Goldman Sachs Raise Gold & Silver Forecast for “the currency of last resort”


Despite gold hitting an all-time high yesterday, the world’s pre-eminent investment bank, Goldman Sachs, has just again upped their price forecast for both gold and silver “the currency of last resort”, stating "with more downside expected in US real interest rates we are once again reiterating our long gold recommendation from March and are raising our 12-month gold and silver price forecasts to $2300/oz and $30/oz respectively from $2000/oz and $22/oz."

Since that correction for gold in March it is up 33% even after the inevitable ‘over bought’ correction yesterday after hitting an all-time high of $1960 and even breaching $2000 on futures.  Silver’s low in March appeared to be a secular bottom from its $50 high in 2011 and it has rallied an incredible 105% from that $11.94, again even after the big correction yesterday.  Few things rally like silver has without a big correction and so yesterday wasn’t a huge surprise for many.

Whilst gold hit an all-time high in nominal terms, in real, inflation adjusted terms, it is still below the 1980 highs and looks to have plenty to run even without a breakout of this pennant.
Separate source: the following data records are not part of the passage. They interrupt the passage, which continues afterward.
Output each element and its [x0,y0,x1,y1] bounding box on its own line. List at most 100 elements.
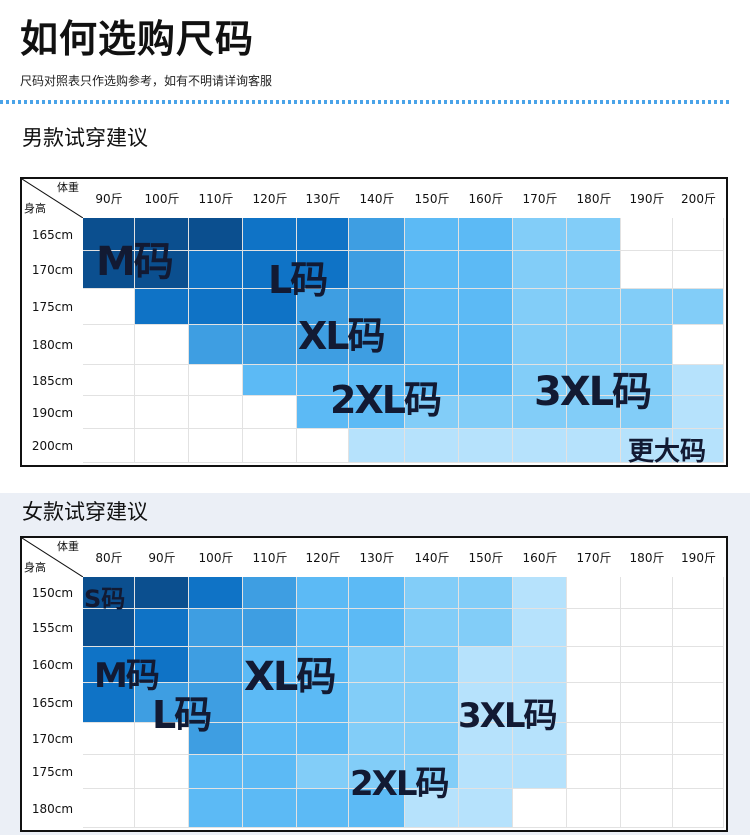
men-size-cell [349,218,405,251]
women-weight-140: 140斤 [414,551,450,565]
men-size-cell [405,429,459,463]
men-size-cell [135,289,189,325]
men-size-cell [189,251,243,289]
men-size-cell [243,429,297,463]
women-size-cell [297,577,349,609]
men-weight-190: 190斤 [629,192,665,206]
women-size-l-label: L码 [152,693,212,737]
men-size-cell [513,429,567,463]
men-size-cell [135,429,189,463]
women-size-cell [135,755,189,789]
women-size-cell [135,723,189,755]
women-size-cell [513,647,567,683]
women-size-cell [459,755,513,789]
men-size-cell [189,325,243,365]
women-size-cell [349,647,405,683]
men-size-cell [405,218,459,251]
men-size-cell [513,218,567,251]
women-size-cell [189,647,243,683]
men-size-cell [349,429,405,463]
men-size-cell [673,251,724,289]
women-size-cell [567,723,621,755]
women-size-cell [189,609,243,647]
men-height-190: 190cm [31,405,74,420]
men-weight-120: 120斤 [252,192,288,206]
men-size-cell [297,396,349,429]
men-size-cell [621,325,673,365]
men-size-cell [405,289,459,325]
men-size-cell [567,289,621,325]
corner-diagonal [22,538,83,577]
women-size-cell [673,683,724,723]
women-size-cell [673,577,724,609]
women-weight-160: 160斤 [522,551,558,565]
women-size-cell [189,577,243,609]
men-size-cell [349,251,405,289]
women-size-cell [405,577,459,609]
men-weight-150: 150斤 [414,192,450,206]
women-size-cell [405,789,459,828]
women-height-170: 170cm [31,732,74,746]
women-size-cell [349,577,405,609]
women-size-cell [349,683,405,723]
men-weight-130: 130斤 [305,192,341,206]
men-size-xl-label: XL码 [298,314,386,358]
women-size-cell [459,609,513,647]
men-size-cell [83,218,135,251]
men-height-175: 175cm [31,300,74,314]
women-weight-110: 110斤 [252,551,288,565]
women-size-cell [459,789,513,828]
women-height-150: 150cm [31,586,74,600]
men-weight-200: 200斤 [681,192,716,206]
women-height-160: 160cm [31,658,74,672]
men-size-cell [297,325,349,365]
women-size-cell [297,683,349,723]
men-size-cell [567,429,621,463]
women-size-cell [189,789,243,828]
men-weight-90: 90斤 [95,192,123,206]
women-weight-190: 190斤 [681,551,716,565]
men-size-cell [243,325,297,365]
corner-diagonal [22,179,83,218]
men-size-cell [567,325,621,365]
men-weight-160: 160斤 [468,192,504,206]
men-size-cell [243,365,297,396]
men-size-cell [243,396,297,429]
women-size-cell [297,723,349,755]
women-size-cell [83,789,135,828]
men-size-bigger-label: 更大码 [628,437,707,467]
women-size-cell [297,789,349,828]
men-size-cell [673,429,724,463]
women-size-cell [349,789,405,828]
men-size-cell [189,396,243,429]
men-size-cell [459,218,513,251]
men-size-cell [621,365,673,396]
men-size-cell [621,396,673,429]
women-size-cell [513,723,567,755]
men-size-cell [621,251,673,289]
women-size-cell [567,647,621,683]
women-size-cell [297,647,349,683]
women-size-cell [459,647,513,683]
women-size-cell [621,609,673,647]
men-size-cell [135,325,189,365]
men-weight-100: 100斤 [144,192,180,206]
men-size-cell [349,325,405,365]
women-size-cell [189,683,243,723]
women-size-cell [189,755,243,789]
women-size-xl-label: XL码 [244,654,336,700]
men-size-cell [135,218,189,251]
men-weight-180: 180斤 [576,192,612,206]
men-corner-cell: 体重 身高 [22,179,83,218]
women-weight-130: 130斤 [359,551,395,565]
men-size-cell [135,365,189,396]
women-weight-100: 100斤 [198,551,234,565]
women-size-cell [83,577,135,609]
women-size-table: 体重 身高 80斤 90斤 100斤 110斤 120斤 130斤 140斤 1… [20,536,728,832]
men-size-cell [513,325,567,365]
women-size-cell [243,683,297,723]
men-size-cell [349,365,405,396]
women-weight-120: 120斤 [305,551,341,565]
men-size-cell [673,396,724,429]
women-weight-80: 80斤 [95,551,123,565]
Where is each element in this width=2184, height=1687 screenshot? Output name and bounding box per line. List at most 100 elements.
Inflation Adjusted Spot Gold Price

Gold has largely tracked the inverted 10 year Treasury real rates (yield less inflation) which are now firmly in negative territory as you can see below.  Negative real rates mean you are literally going backwards in real terms with your yield of a 10 year US debt note:

Gold vs Real Rates

As you can see, since this latest rally, that is disconnecting somewhat and Goldman’s believe this "is being driven by a potential shift in the US Fed towards an inflationary bias against a backdrop of rising geopolitical tensions, elevated US domestic political and social uncertainty, and a growing second wave of covid-19 related infections."  

That this is all occurring in lockstep with quickly growing debt at already record levels, the weaponisation of the dollar and the growing strength of the Euro after the ground breaking deal reached last week leads Goldmans to proffer "real concerns around the longevity of the US dollar as a reserve currency have started to emerge."  Whilst that is a big statement it is not a new one for them, noting they have "long maintained gold is the currency of last resort, particularly in an environment like the current one where governments are debasing their fiat currencies and pushing real interest rates to all-time lows, with the US 10-year TIPs at -92bp is 5bp below the 2012 lows,"

Part of the reason for so many being so bullish on gold and silver right now is the bet each way they present.  Whether you believe we are heading straight for inflation or first deflation the fundamentals for both on precious metals are bullish, as the response to both is further debasement of currencies.  As Goldman’s explain:

“The deflationary shock caused by the pandemic drives the need to expand balance sheets to support demand today, as seen in the latest US $1.0 trillion Phase 4 stimulus and the €750 billion pan-EU recovery fund. The resulting expanded balance sheets and vast money creation spurs debasement fears which, in turn, create a greater likelihood that at some time in the future, after economic activity has normalized, there will be incentives for central banks and governments to allow inflation to drift higher to reduce the accumulated debt burden.”

And from the point of view of the large asset manager’s:

“When discussing the drivers of investment demand for gold and commodities, it is important to distinguish between debasement and inflation. The key is that the current debasement and debt accumulation sows the seeds for future inflationary risks despite inflationary risks remaining low today. While debasement in many cases leads to inflation, it is not always the case as witnessed over the past decade. Equally, the best debasement hedge (gold) is not always the best hedge against inflation (oil). Indeed, the word debasement comes from adding base metals like tin or copper to the precious metals that acted as hard currency; therefore, owning the pure precious metal is then the best hedge against debasement.”

Speaking to how long this plays out, particularly relevant when gold hits an all-time high, their answer is clear and sensible:

“We see this trend persisting for some time as investment allocations into gold increase inline with allocations to inflation protected assets, similar to what happened after the financial crisis. Following the GFC, inflation fears peaked only at the end of 2011 as the bounce back in inflation ran out of steam, bringing the gold bull market to a halt. Similarly, we see inflationary  concerns continuing to rise well into the economic recovery, sustaining hedging inflows into gold ETFs alongside the structural weakening of the dollar, we see gold being used as a dollar hedge by fund managers.”

Speaking specifically to silver and in the context that over half of silver demand is industrial, they expect the price to be “pulled upward by higher gold prices and better prospects for silver industrial demand, particularly in solar energy (c.15% of silver demand). Both the European Green Deal and Biden’s war on climate change plans imply a doubling every year of solar panel capacity installations in both the US and Europe. At the same time, silver demand in consumer electronics is benefiting from the transition to working from home as it is heavily used in consumer items such laptops, mobile phones and televisions. Even housing demand, where silver is used in light switches, looks to be better than expected with property sales in both US and China rebounding strongly. Silver has rallied almost 30% over the past few weeks but its ratio with gold is only back to its level at the beginning of this year of 80."